Oslo, Norway, Dec. 10--In his speech accepting the Nobel Peace Prize, Costa Rica's President Oscar Arias Sanchez implores the superpowers to "let Central Americans decide the future of Central America."
Washington, Dec. 10--Soviet leader Mikhail S. Gorbachev suggests to President Reagan in a White House stroll that limits might be placed on Soviet military aid to Nicaragua if U.S. aid to the Contras is curtailed.
Washington, Dec. 10--Maj. Roger Miranda Bengoechea, former chief aide to Nicaraguan Defense Minister Humberto Ortega, tells U.S. journalists in his first interview since defecting from the Sandinista Popular Army that Nicaragua plans a military buildup to 500,000 regular and reserve forces by 1995.
Washington, Dec. 10--Ambassador-designate Richard H. Melton testifies in Congress that the monitoring of Nicaraguan compliance with the regional peace plan authored by Arias will require a "strong U.S. Embassy" in Managua.
The competing and contrasting events of that one Thursday earlier this month reveal more transparently than usual the game of international politics that is being played out over Central America. Messages are sent out like so many billiard balls to ricochet off one another, and on occasion they obtain the desired result through a two- or even three-cushion shot.
Arias has been among the most adept, demonstrating that angle shots are crucial to any successful game. When the Sandinistas are proving difficult in negotiations, he discourages intractability by raising the specter of a U.S. invasion if the peace process fails. Sandinista supporters denounce him, but others get the message. In Oslo he condemns in the strongest terms the Reagan Administration's request for continued Contra aid. A certain U.S. assistant secretary of state will mumble epithets about the Costa Rican in private, but crucial European support will be solidified and House Democrats' opposition strengthened.
The tragic part of Washington's game is that it has more to do with domestic politics than with the dynamics of Central America. Jim Wright, the wily House majority leader, signed onto an Administration peace plan that he knew was close enough to a forthcoming Central American accord to be superseded by it. When the five Central American presidents signed the accord in August, Wright had what he needed: a real alternative to Contra aid that the Democrats might be able to ride into the 1988 elections.
El Savador's President Jose Napoleon Duarte, his eye on a possible Democratic succession in the White House, let himself be persuaded by congressional liberals to sign the accord in Guatemala City and to concede enough to keep the peace process going. The reward? Unrestricted aid for his failing government. While a good bargain for the peace process, this means that El Salvador can continue to ignore the need for dramatic reforms and alternatives to massive aid from the United States.

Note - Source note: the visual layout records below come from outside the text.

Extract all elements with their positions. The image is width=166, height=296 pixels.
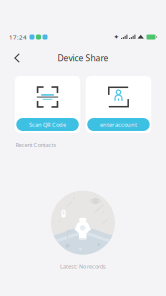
button[interactable]: enter account [87, 118, 150, 131]
staticText: 17:24 [9, 33, 27, 41]
staticText: Scan QR Code [29, 121, 66, 128]
staticText: Device Share [58, 52, 108, 64]
staticText: ✦ [114, 33, 120, 41]
staticText: Latest: No records [60, 263, 106, 270]
staticText: Recent Contacts [16, 141, 56, 149]
button[interactable]: Scan QR Code [16, 118, 79, 131]
button[interactable]: Back [7, 48, 27, 68]
staticText: enter account [100, 121, 137, 128]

While most of the players plod along carefully, Nicaragua can be counted on for the break shots. The Sandinistas continually frustrate U.S. opponents of Administration policy by acting as if they are still running a guerrilla revolution instead of engaging in interest-group politics. If U.S. aid to the Contras can be a bargaining chip, so can Nicaraguan aid to the Salvadoran guerrillas. If the Soviets can concentrate the Sandinista mind with delayed oil shipments to encourage the signing of the Guatemala accord, the Sandinistas can make public secret plans for future Soviet aid that Moscow might be tempted to negotiate away in the interests of superpower rapprochement.
These games that nations play are as old as history, but the Central America contest has a new, added technology trap: All the players see one another's moves instantly, and the temptation is to react as quickly. Accustomed as it is to applying brawn rather than brains to foreign-policy problems, the United States is especially disadvantaged in the micropower politics of the region. While political spaces in Central America open and close with rapidity, Washington lumbers along, lacking the domestic consensus that is essential to political agility.